Simon Chan is a 2001 Plant Science Program HHMI-GBMF Investigator.
Syncopation, shifting moods, surprising juxtapositions of high and low notes—the music of jazz saxophonist Sonny Rollins was one of Simon Chan’s earliest inspirations. As a teenager in Auckland, New Zealand, Chan also played saxophone, and he dreamed of becoming a professional musician. But toward the end of high school, he realized he would enjoy music more as a hobby than as a career. He switched to science and started on a course that would take as many twists and turns as a Rollins riff.
Chan and his collaborators recently discovered ways to dramatically speed up the breeding of plants for desirable traits, but he never expected to discover anything so immediately applicable to agriculture. In fact, he didn't set out to study plants at all. His Ph.D. from the University of California, San Francisco, is in cell biology. It wasn't until his postdoctoral fellowship with HHMI investigator Steven Jacobsen at the University of California, Los Angeles, that he switched to plant biology, focusing on the mustard plant Arabidopsis thaliana, a common laboratory species.
"My postdoc research was in gene silencing, a mechanism by which repeated sequences … are suppressed so that they don't harm the genome," Chan says. "When I started in 2002, it was clear that plants—and Arabidopsis thaliana in particular—were great organisms for working out the details of the process" because the switches that turn genes off are inherited similarly in plants and in animals.
Since joining the faculty at the University of California, Davis, in 2006, he has used plants to understand a different aspect of chromosome biology: how chromosomes are inherited during cell division. This fundamental work set the stage for the findings related to crop plants.

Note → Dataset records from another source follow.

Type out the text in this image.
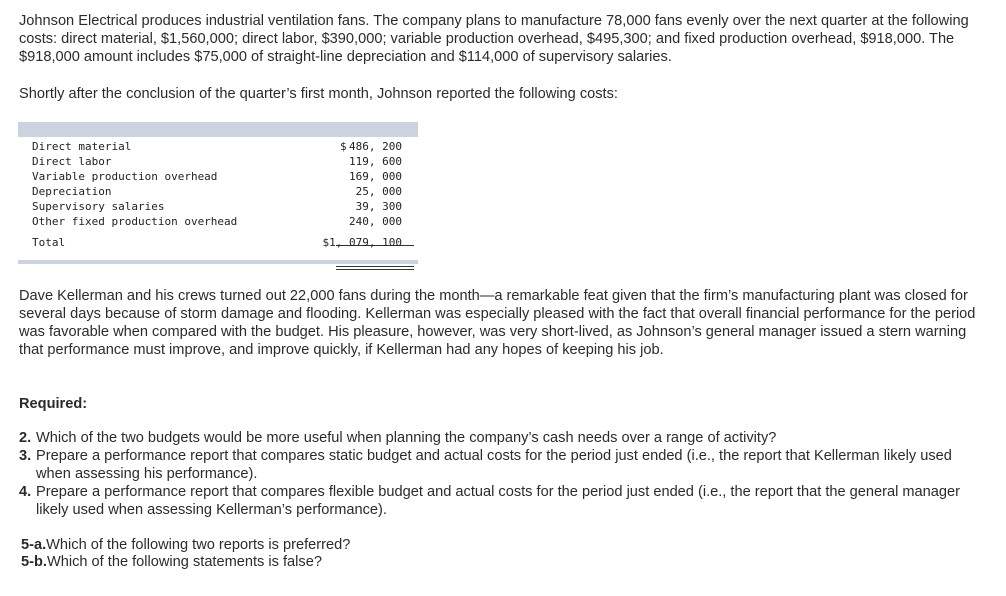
Johnson Electrical produces industrial ventilation fans. The company plans to manufacture 78,000 fans evenly over the next quarter at the following costs: direct material, $1,560,000; direct labor, $390,000; variable production overhead, $495,300; and fixed production overhead, $918,000. The $918,000 amount includes $75,000 of straight-line depreciation and $114,000 of supervisory salaries.

Shortly after the conclusion of the quarter’s first month, Johnson reported the following costs:

Direct material	$ 486, 200
Direct labor	119, 600
Variable production overhead	169, 000
Depreciation	25, 000
Supervisory salaries	39, 300
Other fixed production overhead	240, 000
Total	$1, 079, 100

Dave Kellerman and his crews turned out 22,000 fans during the month—a remarkable feat given that the firm’s manufacturing plant was closed for several days because of storm damage and flooding. Kellerman was especially pleased with the fact that overall financial performance for the period was favorable when compared with the budget. His pleasure, however, was very short-lived, as Johnson’s general manager issued a stern warning that performance must improve, and improve quickly, if Kellerman had any hopes of keeping his job.

Required:

2. Which of the two budgets would be more useful when planning the company’s cash needs over a range of activity?
3. Prepare a performance report that compares static budget and actual costs for the period just ended (i.e., the report that Kellerman likely used when assessing his performance).
4. Prepare a performance report that compares flexible budget and actual costs for the period just ended (i.e., the report that the general manager likely used when assessing Kellerman’s performance).

5-a.Which of the following two reports is preferred?

5-b.Which of the following statements is false?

It began with Chan's interest in the centromere, the cinched-waist portion of a chromosome, whose job is to direct chromosome movement during cell division. Centromeres make sure that once the chromosomes have been duplicated, one copy is delivered to each daughter cell. During this process, the centromere serves as the point of attachment for microtubules, microscopic fibers that extend from each end of the cell and pull the chromosomes apart.

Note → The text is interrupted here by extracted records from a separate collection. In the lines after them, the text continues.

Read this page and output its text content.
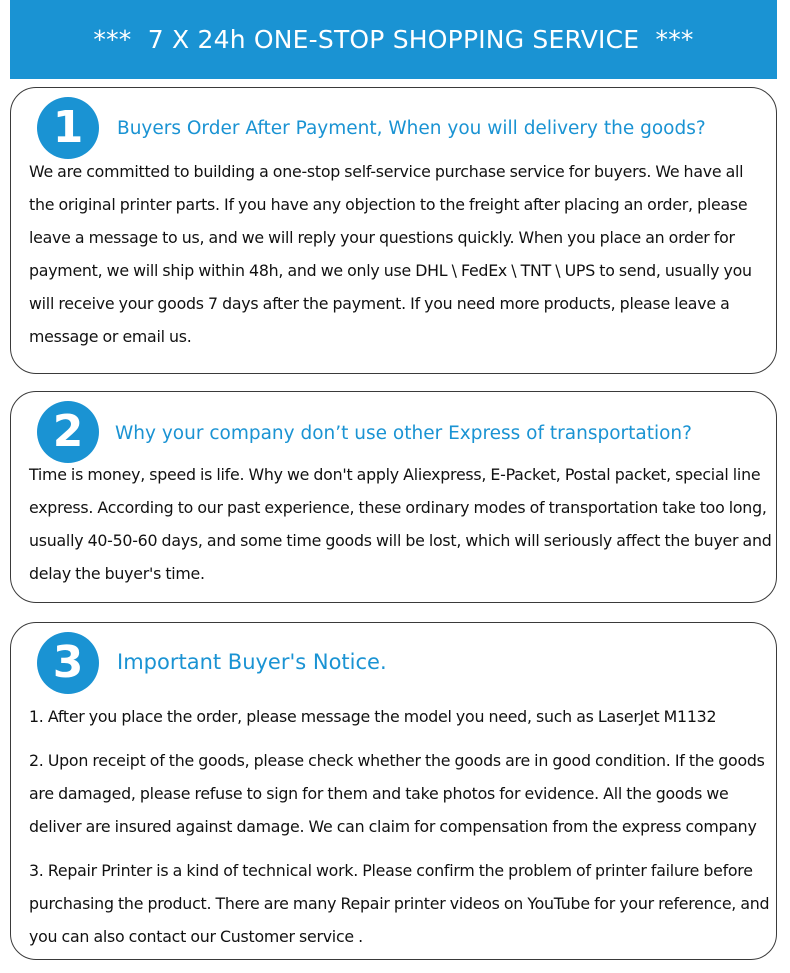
***  7 X 24h ONE-STOP SHOPPING SERVICE  ***
1 Buyers Order After Payment, When you will delivery the goods?

We are committed to building a one-stop self-service purchase service for buyers. We have all the original printer parts. If you have any objection to the freight after placing an order, please leave a message to us, and we will reply your questions quickly. When you place an order for payment, we will ship within 48h, and we only use DHL \ FedEx \ TNT \ UPS to send, usually you will receive your goods 7 days after the payment. If you need more products, please leave a message or email us.

2 Why your company don’t use other Express of transportation?

Time is money, speed is life. Why we don't apply Aliexpress, E-Packet, Postal packet, special line express. According to our past experience, these ordinary modes of transportation take too long, usually 40-50-60 days, and some time goods will be lost, which will seriously affect the buyer and delay the buyer's time.

3 Important Buyer's Notice.

1. After you place the order, please message the model you need, such as LaserJet M1132

2. Upon receipt of the goods, please check whether the goods are in good condition. If the goods are damaged, please refuse to sign for them and take photos for evidence. All the goods we deliver are insured against damage. We can claim for compensation from the express company

3. Repair Printer is a kind of technical work. Please confirm the problem of printer failure before purchasing the product. There are many Repair printer videos on YouTube for your reference, and you can also contact our Customer service .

"We were studying the fundamental features of the centromere that help it to do its job, when we made a startling discovery," Chan recalls. He and postdoctoral fellow Ravi Maruthachalam were studying a centromere protein called CENH3 and were trying to breed Arabidopsis plants that contained a slightly defective form of CENH3 with plants that contained normal CENH3. They expected the offspring to contain genes from both parents, which is the normal outcome of sexual reproduction. Instead, up to half of the offspring had genes only from the parent with normal CENH3.
They found that the plants had undergone a process known as genome elimination. "The upshot was we had created plants that had genetic material from only one of their parents," Chan says. The unexpected result wasn't just a scientific curiosity; it represented a whole new approach to one of the biggest challenges in plant breeding, creating true breeding varieties rapidly. This wasn’t the first time genome elimination had been found in plants, but the method using altered CENH3 was simpler and should be applicable to a wider variety of plants. "We're hopeful that we can reproduce it in any crop plant, because the protein we've manipulated, CENH3, is found in every eukaryotic organism," Chan says. (Eukaryotes include all plants and animals.)
The next step is to repeat the Arabidopsis experiments in crop plants—tomato and mustard family members such as cabbage and canola—and Chan, who can't resist a mental challenge, whether it's solving a crossword puzzle or tackling a scientific stumper, is up to the task. His appointment as an HHMI-GBMF investigator also will help to advance both basic and applied aspects of the work in crops, he says. "Working with these larger plants is more expensive and time-consuming than working with Arabidopsis. The funding will be fantastic for that."
Such practical findings haven’t slowed Chan’s interest in basic science or in centromeres. In fact, his lab is exploring the enigma of centromere evolution. "Normally, when you have something in a cell that's essential, it's very conserved in evolution, meaning it doesn't change much in terms of DNA sequences or proteins," Chan says. "But there's a paradox when you observe the centromere, because the DNA sequences that underlie the position where microtubules attach are among the most rapidly evolving features in the genome." His recent focus is understanding the functional consequences of rapid centromere evolution and its potential role in creating new species.
In all of this work, Chan sees connections between his research and the music he has loved since his teens. "Jazz is improvised, creative music, and the hallmark of the true greats is an instantly recognizable sound," he says. "In my science, I also try to do something creative and original, rather than just reproducing what others have done before."
Simon Chan is an assistant professor in the Department of Plant Biology at the University of California, Davis. He received his B.Sc. from the University of Auckland in New Zealand and his Ph.D. from the University of California, San Francisco. He has been honored with several awards, including the American Society of Plant Biologists Early Career Award and a Basil O’Connor Starter Scholar Award from the March of Dimes. He was an HHMI predoctoral fellow from 1997 to 2002.